Management Mobilisateur

Management Mobilisateur avec Michel Perry, ancien directeur d'Alsatel, cabinet de conseil en management, membre du CESA.

Les 7 axes d’un management motivationnel

 

La passion : quel temps je consacre chaque jour à transmettre ma passion (pour mon entreprise, nos produits, mon équipe…) à mes collaborateurs ?

Il est capital de savoir communiquer ce qu’on aime, « à manager sans passion, managés sans motivation ».

Capacité à communiquer, à faire partager mon idéal de façon positive, à transférer l’énergie.

J’ai du charisme quand j’incarne, je personnalise, je diffuse les valeurs de l’entreprise, ses ambitions, le projet commun.

 

La relation positive, qui permet une mise en énergie de l’équipe.

Il convient alors d’évoquer d’abord  « ce qui va bien » et de ne pas commencer par énumérer les dysfonctionnements et axes d’amélioration (relation négative !)

Démarche en 3 temps : parler d’abord de ce qui va bien puis de ce qui peut s’améliorer et enfin de ce qu’il convient de supprimer.

3 erreurs courantes constatées comme « transmettre l’angoisse » (fais attention !) l’emploi des « ne…pas » alors que le cerveau ne prend pas en compte la formulation négative (il « comprend » donc l’inverse !), l’absence de consignes qui aboutit à une absence de progrès.

3 étapes à respecter : renforcer la confiance (« c’est bien ! »), dire ce que l’on veut (« tiens bien ton verre ! »), proposer le comment (« droit »).

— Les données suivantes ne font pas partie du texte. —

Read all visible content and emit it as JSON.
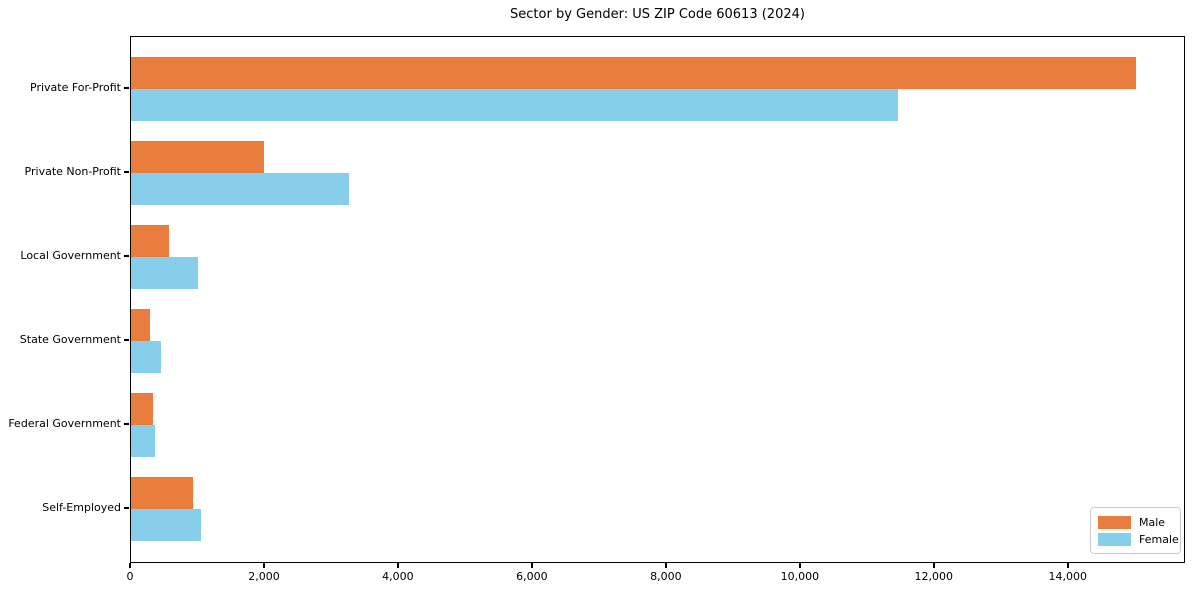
{
  "chart_data": {
    "type": "bar",
    "orientation": "horizontal",
    "title": "Sector by Gender: US ZIP Code 60613 (2024)",
    "categories": [
      "Private For-Profit",
      "Private Non-Profit",
      "Local Government",
      "State Government",
      "Federal Government",
      "Self-Employed"
    ],
    "series": [
      {
        "name": "Male",
        "color": "#e87d3e",
        "values": [
          15000,
          1980,
          570,
          290,
          330,
          930
        ]
      },
      {
        "name": "Female",
        "color": "#87ceeb",
        "values": [
          11450,
          3250,
          1000,
          440,
          360,
          1050
        ]
      }
    ],
    "xlim": [
      0,
      15750
    ],
    "xticks": [
      0,
      2000,
      4000,
      6000,
      8000,
      10000,
      12000,
      14000
    ],
    "xtick_labels": [
      "0",
      "2,000",
      "4,000",
      "6,000",
      "8,000",
      "10,000",
      "12,000",
      "14,000"
    ],
    "xlabel": "",
    "ylabel": "",
    "grid": false,
    "legend": {
      "position": "lower right",
      "entries": [
        "Male",
        "Female"
      ]
    },
    "axis_color": "#000000",
    "background_color": "#ffffff"
  }
}
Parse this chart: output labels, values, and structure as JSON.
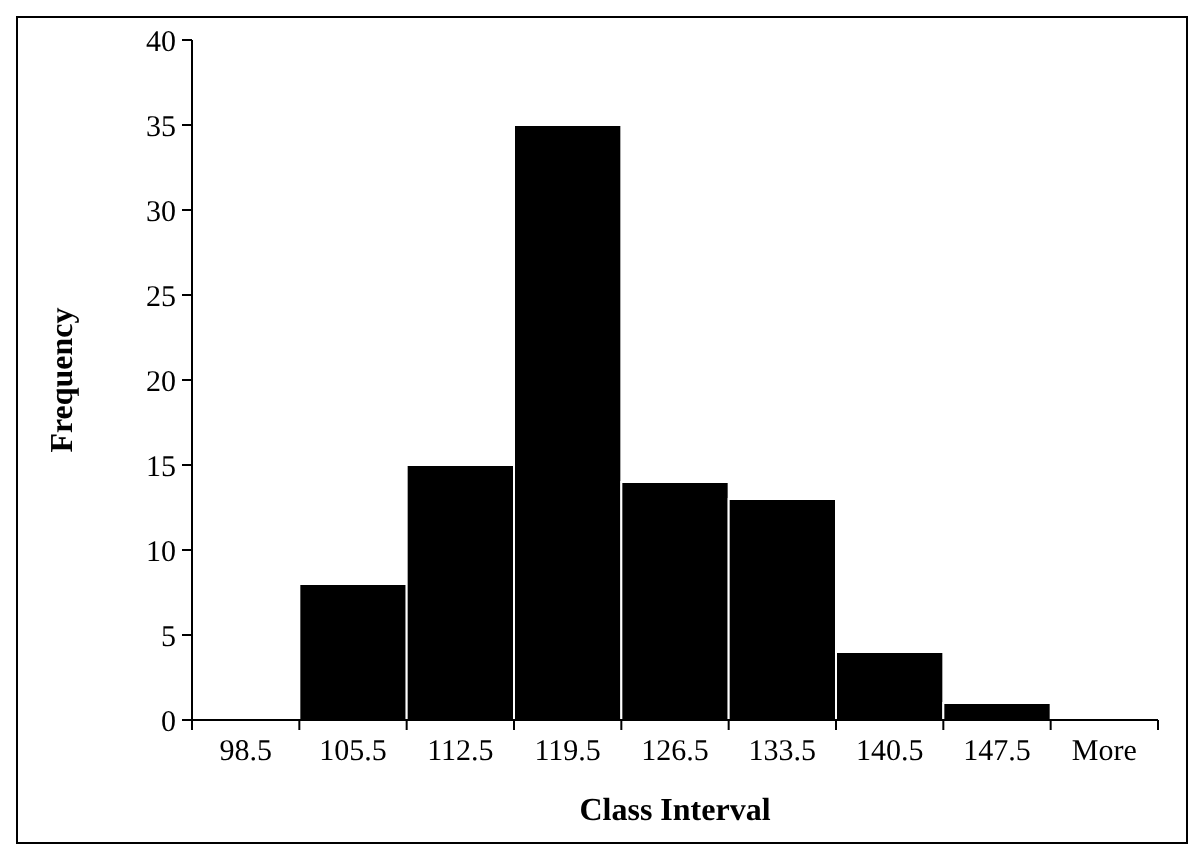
{
  "chart_data": {
    "type": "bar",
    "xlabel": "Class Interval",
    "ylabel": "Frequency",
    "categories": [
      "98.5",
      "105.5",
      "112.5",
      "119.5",
      "126.5",
      "133.5",
      "140.5",
      "147.5",
      "More"
    ],
    "values": [
      0,
      8,
      15,
      35,
      14,
      13,
      4,
      1,
      0
    ],
    "color": "#000000",
    "ylim": [
      0,
      40
    ],
    "yticks": [
      0,
      5,
      10,
      15,
      20,
      25,
      30,
      35,
      40
    ],
    "grid": false
  }
}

Il est également capital de respecter le collaborateur pour ce qu’il est, fait et veut devenir.

Je lui dis bonjour, je lui parle volontiers, je sais l’écouter, je lui dis quand son travail ne me convient pas.

La reconnaissance des compétences est fondamentale (nécessité de valorisation) ainsi que celle de son travail et de ses qualités. (cf cercle vertueux slide 22).

Le manager a pour rôle de partir du cercle vertueux pour le transformer en spirale gagnante.

 

La sécurisation, qui crée un espace de confiance

Fiches de poste, « règles du jeu » claires au niveau notamment du comportement (ex : respect des délais).

Distinguer faute et erreur : la faute résulte d’un non-respect des règles du jeu (mais le premier non-respect des règles du jeu est traité comme une erreur) mais également d’un non-respect du plan et d’une répétition d’erreurs (absence de résultats, mauvais résultat, mauvais geste).

Le manager se doit d’être factuel et le contrôle, qui s’avère nécessaire, construit la confiance.

 

La gestion

Actuellement, l’accès à l’information est direct, visuel, publié…alors qu’auparavant, nous avions uniquement recours à des documents de type « tableau de bord », tableau de suivi des résultats, affichages divers…

Il convient de faire des points réguliers, mensuels et hebdomadaires, avec ses collaborateurs, et il est préférable de s’intéresser au « comment ».

Par exemple, « comment as-tu agi concrètement pour réussir cette mission ? »

 

La formation

Le manager prend prétexte de chaque situation pour transmettre son savoir-faire.

Il utilise chaque difficulté comme un laboratoire pour progresser

 

La moralisation

Dans une entreprise, on partage une morale, des valeurs, un code de fautes, un code de sanctions.

2 types de rappel : le rappel « cool » (RC) et l’entretien d’inquiétude (EI)

Par exemple, « J’ai constaté que plusieurs éléments ne vont pas dans le fonctionnement de (…), dois-je m’inquiéter ? »

 

L’importance du projet ambitieux

En augmentant son niveau d’exigence, on influe directement sur l’énergie mobilisée, nécessité de trouver le « bon équilibre ».

Nouvelle définition du manager : le plaisir (le comment, la passion, l’énergie..) et l’excellence (le combien, l’exigence, la sanction, la morale…).

Mais on peut toujours augmenter son niveau d’exigence avec les risques que cela comporte (incidences sur les dimensions liées au plaisir).

Si on veut augmenter son niveau d’exigence, on doit donner de l’énergie dans la même proportion, c’est au manager d’assurer cet équilibre.